Centuries ago Thomas Aquinas remarked that there can be no joy in life if there is no joy in one's work. Drawing upon the seminal insights of Rene Girard, Clever as Serpents confronts this timeless issue of finding peace in one's work and offers practical guidance on how people, acting together, can cultivate virtuous business. Clever as Serpents provides ethical insight in business life, the job market, and office politics, revealing that business culture, while often corrupt, can be transformed through the practice of asceticism. It suggests that instead of renouncing worldly comforts and retreating to a monastery, business asceticism embraces and masters the discomforts of business life through disciplined and unique approach to the rigors of the competitive marketplace. Clever as Serpents is divided into two parts - theory and strategy. Chapters one through five deal with a unique approach to management theory and the behavior of financial markets. It first examines the myths that hide the reality of the marketplace. Chapter two examines the myth of freedom; chapter three, the myth of competition. With these myths exposed, chapters four and five examine the secret of the marketplace through the theories of borrowed desire" and the management complex. Chapters six through ten deal with practical techniques for dealing with the jungle of office politics. Chapter six relates the theory of "borrowed desire" to the dynamics of office gossip. Chapters seven through nine offer practical tips on surviving office politics, becoming successful, and redeeming the marketplace through ethical action. For the many people who experience the workplace as frustrating or unfair, struggle with office politics - as well as the question of whether their workday lives have any religious significance or spiritual depth - this work provides concrete suggestions for practicing an ethics of survival, of success, and of service. Jim Grote works in stewardship and development for a Roman Catholic archdiocese. He has taught business ethics and philosophy at several colleges and universities. Co-author ofTheology and Technology, he has written articles for the Catholic Worker, Church, Cistercian Studies Quarterly, Cross Currents, and Spirituality Today. John McGeeney, an attorney for a financial services company, has worked in securities law for a Fortune 500company, and for a large social service organization in New York City. "

Paradoxes of Political Ethics

Paradoxes of Political Ethics
Title Paradoxes of Political Ethics PDF eBook
Author John M. Parrish
Publisher
Pages 304
Release 2009-11-12
Genre Philosophy
ISBN

Download Paradoxes of Political Ethics Book in PDF, Epub and Kindle

How do the hard facts of political responsibility shape and constrain the demands of ethical life? That question lies at the heart of the problem of 'dirty hands' in public life.
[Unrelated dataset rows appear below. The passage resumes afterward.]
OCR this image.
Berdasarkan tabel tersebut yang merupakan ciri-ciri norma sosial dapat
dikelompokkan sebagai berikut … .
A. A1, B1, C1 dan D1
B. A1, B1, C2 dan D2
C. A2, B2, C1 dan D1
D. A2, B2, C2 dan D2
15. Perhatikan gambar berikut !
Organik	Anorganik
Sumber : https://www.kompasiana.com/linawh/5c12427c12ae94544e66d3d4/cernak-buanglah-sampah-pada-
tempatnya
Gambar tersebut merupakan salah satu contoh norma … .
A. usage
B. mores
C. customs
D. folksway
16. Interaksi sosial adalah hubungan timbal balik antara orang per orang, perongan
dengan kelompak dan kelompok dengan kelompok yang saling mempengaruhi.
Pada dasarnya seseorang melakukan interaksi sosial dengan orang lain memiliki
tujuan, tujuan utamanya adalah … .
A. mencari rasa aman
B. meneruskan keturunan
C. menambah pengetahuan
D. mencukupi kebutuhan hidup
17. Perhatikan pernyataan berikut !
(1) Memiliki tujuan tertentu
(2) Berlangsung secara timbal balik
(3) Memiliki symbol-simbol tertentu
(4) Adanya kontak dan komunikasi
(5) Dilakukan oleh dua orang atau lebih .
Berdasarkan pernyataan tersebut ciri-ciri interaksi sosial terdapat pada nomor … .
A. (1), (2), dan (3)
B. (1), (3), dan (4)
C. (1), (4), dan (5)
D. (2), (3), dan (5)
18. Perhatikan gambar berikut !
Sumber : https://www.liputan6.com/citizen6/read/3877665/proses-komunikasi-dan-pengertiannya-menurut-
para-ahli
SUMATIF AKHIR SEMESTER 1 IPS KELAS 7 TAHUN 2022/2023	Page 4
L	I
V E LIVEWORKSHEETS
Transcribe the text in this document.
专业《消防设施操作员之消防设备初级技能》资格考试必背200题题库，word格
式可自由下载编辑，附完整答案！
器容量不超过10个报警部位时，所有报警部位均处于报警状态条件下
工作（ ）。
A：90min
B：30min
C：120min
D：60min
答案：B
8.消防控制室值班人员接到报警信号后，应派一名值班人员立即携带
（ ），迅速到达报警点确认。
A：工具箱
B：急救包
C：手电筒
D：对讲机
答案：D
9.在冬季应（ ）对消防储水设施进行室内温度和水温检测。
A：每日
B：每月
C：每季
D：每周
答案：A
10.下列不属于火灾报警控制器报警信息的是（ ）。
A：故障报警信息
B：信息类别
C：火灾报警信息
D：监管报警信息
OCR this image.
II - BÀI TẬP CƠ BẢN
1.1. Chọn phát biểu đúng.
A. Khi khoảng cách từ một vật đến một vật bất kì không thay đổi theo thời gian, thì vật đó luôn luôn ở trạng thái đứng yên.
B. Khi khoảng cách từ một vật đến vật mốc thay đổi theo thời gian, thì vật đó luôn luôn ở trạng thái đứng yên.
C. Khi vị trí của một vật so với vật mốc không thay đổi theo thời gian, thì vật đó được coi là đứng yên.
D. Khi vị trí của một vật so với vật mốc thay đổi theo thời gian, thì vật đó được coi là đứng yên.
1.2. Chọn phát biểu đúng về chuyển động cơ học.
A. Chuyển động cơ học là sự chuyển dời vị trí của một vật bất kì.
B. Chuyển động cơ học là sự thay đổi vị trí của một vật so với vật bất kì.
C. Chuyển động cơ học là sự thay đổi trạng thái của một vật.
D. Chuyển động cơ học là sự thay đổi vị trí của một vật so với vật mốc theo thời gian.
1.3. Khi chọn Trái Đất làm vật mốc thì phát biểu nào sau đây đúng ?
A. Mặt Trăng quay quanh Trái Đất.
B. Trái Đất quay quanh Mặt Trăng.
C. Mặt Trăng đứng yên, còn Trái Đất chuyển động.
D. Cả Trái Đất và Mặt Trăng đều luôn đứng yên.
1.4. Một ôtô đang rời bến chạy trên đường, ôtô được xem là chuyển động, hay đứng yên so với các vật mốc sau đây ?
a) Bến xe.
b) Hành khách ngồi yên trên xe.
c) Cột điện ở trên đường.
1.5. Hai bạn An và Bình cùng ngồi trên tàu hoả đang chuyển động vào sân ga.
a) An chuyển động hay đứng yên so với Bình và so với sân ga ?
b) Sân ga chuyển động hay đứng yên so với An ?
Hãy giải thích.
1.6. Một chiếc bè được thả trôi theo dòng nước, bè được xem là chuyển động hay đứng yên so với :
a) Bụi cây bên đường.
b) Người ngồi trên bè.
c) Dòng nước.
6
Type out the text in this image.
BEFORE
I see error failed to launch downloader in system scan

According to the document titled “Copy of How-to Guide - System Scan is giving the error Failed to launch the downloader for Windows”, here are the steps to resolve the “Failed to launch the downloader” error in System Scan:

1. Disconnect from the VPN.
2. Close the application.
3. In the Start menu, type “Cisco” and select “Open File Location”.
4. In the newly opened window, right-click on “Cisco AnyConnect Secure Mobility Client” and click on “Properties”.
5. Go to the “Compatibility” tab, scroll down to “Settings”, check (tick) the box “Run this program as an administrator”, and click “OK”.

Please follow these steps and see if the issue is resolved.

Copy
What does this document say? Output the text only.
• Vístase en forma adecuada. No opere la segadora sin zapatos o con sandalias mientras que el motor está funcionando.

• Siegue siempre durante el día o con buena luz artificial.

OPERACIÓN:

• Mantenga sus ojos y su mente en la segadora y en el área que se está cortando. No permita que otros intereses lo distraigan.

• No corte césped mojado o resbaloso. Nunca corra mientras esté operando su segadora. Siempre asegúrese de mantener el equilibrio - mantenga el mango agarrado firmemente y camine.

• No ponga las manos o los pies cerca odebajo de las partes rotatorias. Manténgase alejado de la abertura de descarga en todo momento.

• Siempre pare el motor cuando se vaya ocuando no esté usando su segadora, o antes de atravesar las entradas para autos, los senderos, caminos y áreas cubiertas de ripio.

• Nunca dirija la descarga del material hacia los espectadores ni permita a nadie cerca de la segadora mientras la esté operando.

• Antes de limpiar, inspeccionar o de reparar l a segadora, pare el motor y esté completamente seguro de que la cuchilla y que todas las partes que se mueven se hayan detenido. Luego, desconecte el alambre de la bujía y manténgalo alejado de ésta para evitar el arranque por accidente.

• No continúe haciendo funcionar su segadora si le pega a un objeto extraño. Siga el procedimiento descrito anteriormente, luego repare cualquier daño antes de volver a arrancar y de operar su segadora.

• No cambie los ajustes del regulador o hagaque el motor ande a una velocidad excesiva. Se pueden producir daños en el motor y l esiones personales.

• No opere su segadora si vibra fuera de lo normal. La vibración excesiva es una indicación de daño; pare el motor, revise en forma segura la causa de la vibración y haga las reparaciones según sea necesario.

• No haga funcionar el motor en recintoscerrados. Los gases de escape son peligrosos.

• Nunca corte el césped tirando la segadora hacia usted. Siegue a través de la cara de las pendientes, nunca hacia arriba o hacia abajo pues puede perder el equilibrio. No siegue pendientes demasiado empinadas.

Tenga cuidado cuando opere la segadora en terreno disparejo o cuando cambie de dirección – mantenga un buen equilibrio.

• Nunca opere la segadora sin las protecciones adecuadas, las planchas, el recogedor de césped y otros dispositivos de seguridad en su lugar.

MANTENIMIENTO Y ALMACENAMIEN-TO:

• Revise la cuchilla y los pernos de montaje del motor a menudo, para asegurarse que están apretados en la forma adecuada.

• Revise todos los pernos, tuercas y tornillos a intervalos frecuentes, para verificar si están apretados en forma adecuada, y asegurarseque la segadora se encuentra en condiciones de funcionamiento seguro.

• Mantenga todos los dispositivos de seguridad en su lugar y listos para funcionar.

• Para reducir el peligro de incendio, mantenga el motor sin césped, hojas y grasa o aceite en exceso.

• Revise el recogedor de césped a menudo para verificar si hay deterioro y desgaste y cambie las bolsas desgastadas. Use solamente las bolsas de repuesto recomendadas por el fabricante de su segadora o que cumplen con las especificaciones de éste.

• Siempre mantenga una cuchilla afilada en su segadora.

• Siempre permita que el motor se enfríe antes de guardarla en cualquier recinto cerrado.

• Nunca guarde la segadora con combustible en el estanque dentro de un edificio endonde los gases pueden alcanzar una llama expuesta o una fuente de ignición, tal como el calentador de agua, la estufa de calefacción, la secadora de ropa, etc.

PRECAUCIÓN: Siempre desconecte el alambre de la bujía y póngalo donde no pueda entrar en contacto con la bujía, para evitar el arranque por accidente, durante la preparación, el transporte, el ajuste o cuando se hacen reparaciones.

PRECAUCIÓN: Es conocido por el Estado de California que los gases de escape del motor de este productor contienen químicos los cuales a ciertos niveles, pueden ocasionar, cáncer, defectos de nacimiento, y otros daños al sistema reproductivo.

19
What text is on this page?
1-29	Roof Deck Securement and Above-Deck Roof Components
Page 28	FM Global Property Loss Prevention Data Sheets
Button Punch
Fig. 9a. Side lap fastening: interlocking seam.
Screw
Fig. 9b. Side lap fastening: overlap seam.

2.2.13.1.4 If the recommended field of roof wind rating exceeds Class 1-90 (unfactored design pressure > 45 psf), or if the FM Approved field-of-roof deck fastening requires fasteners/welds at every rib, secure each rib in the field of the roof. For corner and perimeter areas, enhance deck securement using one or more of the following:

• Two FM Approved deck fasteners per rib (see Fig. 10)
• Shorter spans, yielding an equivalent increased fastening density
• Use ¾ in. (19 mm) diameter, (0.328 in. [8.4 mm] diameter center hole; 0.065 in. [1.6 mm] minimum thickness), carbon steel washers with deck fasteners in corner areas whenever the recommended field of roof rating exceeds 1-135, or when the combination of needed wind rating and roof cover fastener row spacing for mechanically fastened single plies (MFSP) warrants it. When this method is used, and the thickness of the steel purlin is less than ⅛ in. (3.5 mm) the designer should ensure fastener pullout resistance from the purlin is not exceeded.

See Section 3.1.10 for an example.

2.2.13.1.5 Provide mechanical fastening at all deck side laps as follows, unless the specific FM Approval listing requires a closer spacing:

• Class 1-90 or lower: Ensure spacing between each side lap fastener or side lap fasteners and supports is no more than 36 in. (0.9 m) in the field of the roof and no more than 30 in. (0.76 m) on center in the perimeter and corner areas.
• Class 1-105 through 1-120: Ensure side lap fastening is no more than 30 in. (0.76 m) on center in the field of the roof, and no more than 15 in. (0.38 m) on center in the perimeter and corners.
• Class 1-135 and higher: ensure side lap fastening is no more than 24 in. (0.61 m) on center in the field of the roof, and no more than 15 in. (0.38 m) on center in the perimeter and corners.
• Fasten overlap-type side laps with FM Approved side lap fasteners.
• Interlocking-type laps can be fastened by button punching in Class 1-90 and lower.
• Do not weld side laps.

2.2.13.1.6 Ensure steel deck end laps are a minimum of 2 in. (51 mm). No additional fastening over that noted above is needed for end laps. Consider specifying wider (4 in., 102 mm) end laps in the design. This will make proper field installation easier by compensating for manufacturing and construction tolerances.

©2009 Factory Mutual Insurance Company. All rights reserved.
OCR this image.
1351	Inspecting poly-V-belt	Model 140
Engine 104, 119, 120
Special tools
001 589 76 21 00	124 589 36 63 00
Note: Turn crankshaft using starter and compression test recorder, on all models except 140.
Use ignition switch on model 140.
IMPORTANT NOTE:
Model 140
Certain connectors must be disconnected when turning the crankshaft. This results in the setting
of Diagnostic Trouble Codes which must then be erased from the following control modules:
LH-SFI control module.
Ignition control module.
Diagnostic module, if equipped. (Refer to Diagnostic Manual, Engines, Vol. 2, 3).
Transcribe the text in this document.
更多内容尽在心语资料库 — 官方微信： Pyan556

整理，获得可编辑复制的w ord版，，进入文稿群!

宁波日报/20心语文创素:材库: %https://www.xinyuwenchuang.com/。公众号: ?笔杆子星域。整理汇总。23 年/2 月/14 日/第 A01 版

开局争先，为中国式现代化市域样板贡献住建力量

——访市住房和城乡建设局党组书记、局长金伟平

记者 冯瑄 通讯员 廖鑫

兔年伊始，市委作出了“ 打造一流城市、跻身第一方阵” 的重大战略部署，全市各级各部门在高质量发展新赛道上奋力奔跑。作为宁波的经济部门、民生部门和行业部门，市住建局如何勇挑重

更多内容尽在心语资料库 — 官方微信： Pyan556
Those who exercise political power often feel they must act in ways that would otherwise be considered immoral: indeed, paradoxically, they sometimes feel that it would be immoral of them not to perform or condone such acts as killing or lying. John Parrish offers a wide-ranging account of how this important philosophical problem emerged and developed, tracing it - and its proposed solutions - from ancient Greece through the Enlightenment. His central argument is that many of our most familiar concepts and institutions - from Augustine's interiorised ethics, to Hobbes's sovereign state, to Adam Smith's 'invisible hand', understanding of the modern commercial economy - were designed partly as responses to the ethical problem of dirty hands in public life.